Si donc l’on rapproche de l’anecdote citée par M. d’Almeiras, l’analyse de Stendhal, ses renseignements, les mots soulignés par lui-même, on arrive nécessairement à cette conclusion : Deux pièces rappelant le sujet de l’Orange de Malte, tel que le connaissait Maisonneuve, collaborateur de Fabre d’Églantine, ont été jouées à Paris, le 6 avril 1805. L’une de ces pièces avait pour titre, l’Espoir de la faveur[1]. Reste à trouver l’auteur ou les auteurs, ce qui n’est qu’un jeu pour les érudits de la littérature théâtrale. Maintenant, il est singulier que l’on ait joué le même soir deux pièces ayant le même sujet. S’il n’y a pas erreur de rédaction, il faudrait en conclure que l’Orange de Malte était connue de plusieurs personnes et qu’elle avait à ce moment une sorte de célébrité mystérieuse. Il ne faut pas oublier qu’en ce temps-là le Philinte de Fabre d’Églantine passait pour un chef-d’œuvre pas très loin du Misanthrope de Molière. La moindre de ses dépouilles était tenue pour une chose précieuse, dont les adaptateurs se disputaient la restauration et le succès probable. Il est fâcheux que Stendhal, si indiscret d’habitude, ait été si sobre de renseignements sur les deux pièces en question. Enfin, si on les retrouve, on pourra voir du moins quel parti les auteurs ont tiré du sujet si piquant imaginé par Fabre d’Églantine. Stendhal rapproche l’Orange de Malte de la Vérité dans le vin. C’est aller loin dans l’éloge, car la pièce de Collé est un incontestable chef-d’œuvre, malgré quelques gaucheries. Acceptons ce jugement, puisque, aussi bien, il nous est impossible de le contrôler. On sait que Stendhal fut poursuivi toute sa vie par ces syllabes hermétiques : « l’Orange de Malte. » Il écrivit lui-même sous ce titre un roman inachevé qui est devenu Lucien Leuwen. S’il y renonça, au dernier moment, c’est qu’il ne croyait peut-être pas la pièce de Fabre d’Églantine définitivement perdue. Ayons le même espoir, pour la gloire de ce poète charmant, pour l’auteur d’Il pleut, il pleut, bergère !

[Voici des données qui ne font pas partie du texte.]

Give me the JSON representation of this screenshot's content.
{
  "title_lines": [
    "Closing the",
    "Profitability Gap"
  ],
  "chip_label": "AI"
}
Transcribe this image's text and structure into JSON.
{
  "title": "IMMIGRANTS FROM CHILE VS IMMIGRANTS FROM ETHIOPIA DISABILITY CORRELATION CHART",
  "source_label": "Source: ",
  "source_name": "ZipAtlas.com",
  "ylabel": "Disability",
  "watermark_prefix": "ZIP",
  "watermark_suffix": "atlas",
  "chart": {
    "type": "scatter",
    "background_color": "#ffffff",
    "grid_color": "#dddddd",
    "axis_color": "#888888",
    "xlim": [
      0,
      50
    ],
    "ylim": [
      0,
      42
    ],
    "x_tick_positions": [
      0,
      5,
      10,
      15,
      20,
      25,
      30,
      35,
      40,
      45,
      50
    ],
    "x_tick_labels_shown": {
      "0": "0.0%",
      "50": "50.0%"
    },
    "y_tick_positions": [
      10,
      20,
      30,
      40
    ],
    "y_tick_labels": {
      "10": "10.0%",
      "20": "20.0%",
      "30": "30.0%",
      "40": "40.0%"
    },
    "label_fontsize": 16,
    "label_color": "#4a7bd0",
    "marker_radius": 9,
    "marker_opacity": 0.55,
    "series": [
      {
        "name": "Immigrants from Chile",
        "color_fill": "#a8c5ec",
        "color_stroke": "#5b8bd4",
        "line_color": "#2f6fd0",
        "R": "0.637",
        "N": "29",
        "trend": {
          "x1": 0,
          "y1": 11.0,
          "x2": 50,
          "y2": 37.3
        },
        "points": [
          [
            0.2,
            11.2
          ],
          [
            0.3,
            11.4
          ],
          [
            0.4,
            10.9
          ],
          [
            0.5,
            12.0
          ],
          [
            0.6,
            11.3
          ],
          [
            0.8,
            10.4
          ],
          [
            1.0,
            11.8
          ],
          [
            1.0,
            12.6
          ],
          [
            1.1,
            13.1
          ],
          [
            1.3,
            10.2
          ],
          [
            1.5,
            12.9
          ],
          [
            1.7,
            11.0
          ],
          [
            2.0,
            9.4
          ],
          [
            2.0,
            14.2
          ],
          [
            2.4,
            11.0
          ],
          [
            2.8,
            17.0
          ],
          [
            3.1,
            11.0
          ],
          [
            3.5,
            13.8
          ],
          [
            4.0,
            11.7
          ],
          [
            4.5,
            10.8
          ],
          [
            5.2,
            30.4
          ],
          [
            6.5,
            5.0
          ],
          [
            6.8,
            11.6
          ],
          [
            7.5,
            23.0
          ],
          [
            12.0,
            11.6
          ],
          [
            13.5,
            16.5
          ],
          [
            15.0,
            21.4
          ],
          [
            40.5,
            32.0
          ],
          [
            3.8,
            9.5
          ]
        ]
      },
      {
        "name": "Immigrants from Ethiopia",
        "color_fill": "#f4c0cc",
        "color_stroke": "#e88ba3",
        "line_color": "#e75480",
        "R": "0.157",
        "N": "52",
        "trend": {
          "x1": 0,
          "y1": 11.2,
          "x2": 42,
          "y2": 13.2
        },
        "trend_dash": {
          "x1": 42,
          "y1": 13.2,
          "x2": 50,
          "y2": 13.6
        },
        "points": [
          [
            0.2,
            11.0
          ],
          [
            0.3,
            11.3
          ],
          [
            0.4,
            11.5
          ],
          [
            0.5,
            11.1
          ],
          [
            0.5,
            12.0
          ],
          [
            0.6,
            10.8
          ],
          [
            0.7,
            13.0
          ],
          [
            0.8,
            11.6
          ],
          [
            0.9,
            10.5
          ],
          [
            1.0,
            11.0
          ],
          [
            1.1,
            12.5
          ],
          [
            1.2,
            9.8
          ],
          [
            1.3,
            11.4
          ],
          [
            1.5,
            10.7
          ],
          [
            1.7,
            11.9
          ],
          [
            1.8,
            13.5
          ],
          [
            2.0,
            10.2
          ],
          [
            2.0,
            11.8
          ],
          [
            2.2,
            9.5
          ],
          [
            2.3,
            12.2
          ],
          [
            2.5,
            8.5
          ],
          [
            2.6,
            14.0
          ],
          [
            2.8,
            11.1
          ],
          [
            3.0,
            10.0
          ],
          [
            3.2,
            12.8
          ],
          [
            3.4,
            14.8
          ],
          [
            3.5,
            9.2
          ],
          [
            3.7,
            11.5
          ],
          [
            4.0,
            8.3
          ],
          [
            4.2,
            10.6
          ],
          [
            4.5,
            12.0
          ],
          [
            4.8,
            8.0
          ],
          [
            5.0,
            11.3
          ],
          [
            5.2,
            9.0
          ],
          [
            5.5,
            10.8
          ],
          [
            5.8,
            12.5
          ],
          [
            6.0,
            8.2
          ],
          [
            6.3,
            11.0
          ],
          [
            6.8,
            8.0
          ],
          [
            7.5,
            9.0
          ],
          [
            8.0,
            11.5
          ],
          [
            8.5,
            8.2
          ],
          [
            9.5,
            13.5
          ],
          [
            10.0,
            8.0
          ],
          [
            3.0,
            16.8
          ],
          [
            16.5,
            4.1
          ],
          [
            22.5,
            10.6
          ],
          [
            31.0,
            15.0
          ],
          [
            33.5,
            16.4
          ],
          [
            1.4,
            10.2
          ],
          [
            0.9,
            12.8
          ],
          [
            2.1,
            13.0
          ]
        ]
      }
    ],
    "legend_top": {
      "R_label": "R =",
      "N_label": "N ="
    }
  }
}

  1. Ces déductions étaient justes. En effet, quelque temps après la publication de cet article, M. Aulard écrivait dans la Révolution française (14 avril 1908) : « J’ai suivi la pisle indiquée par M. de Gourmont et voici ce que j’ai trouvé. Le 16 germinal au XIII (6 avril 1805) ; on représenta pour la première fois, au théâtre de l’Impératrice, l’Espoir de la faveur, comédie en cinq actes et en prose, par Etienne et Nanteuil, et au Vaudeville, Thomas Muller ou l’Effet de la faveur, comédie en trois actes et en prose, par Chazet, Gersain et Dieulafoi. Le Courrier des Spectacles du lendemain 17 terminal (Bibl. nat., Inv., Z, 5326, in 4) rendit compte de ces deux pièces en un seul et même article.
    Ce compte rendu débute ainsi
     « On faisait courir beaucoup de bruits malins avant la représentation de cette pièce. On parlait d’une comédie manuscrite de Fabre d’Églantine, intitulée l’Orange de Malte. On annonçait que cette Orange de Malte aurait beaucoup d’affinité avec la pièce nouvelle, et on insinuait avec quelque adresse que le manuscrit de Fabre d’Églantine ne s’était pas trouvé après sa mort. On s’arrêtait là, et on laissait à la malignité du public le soin d’interpréter le reste. D’un autre côté, les auteurs de l’Espoir de la faveur paraissaient se plaindre qu’on jouât dans le même temps au théâtre du Vaudeville une pièce sur le même sujet et presque avec le même titre. On parlait de quelques répétitions faites au théâtre de l’Impératrice, en présence de quelques personnes, et on laissait à penser que ces personnes avaient bien pu s’emparer de quelques idées des poètes leurs confrères.
     « La représentation des deux pièces mettra le public à même de prononcer sur ces bruits… »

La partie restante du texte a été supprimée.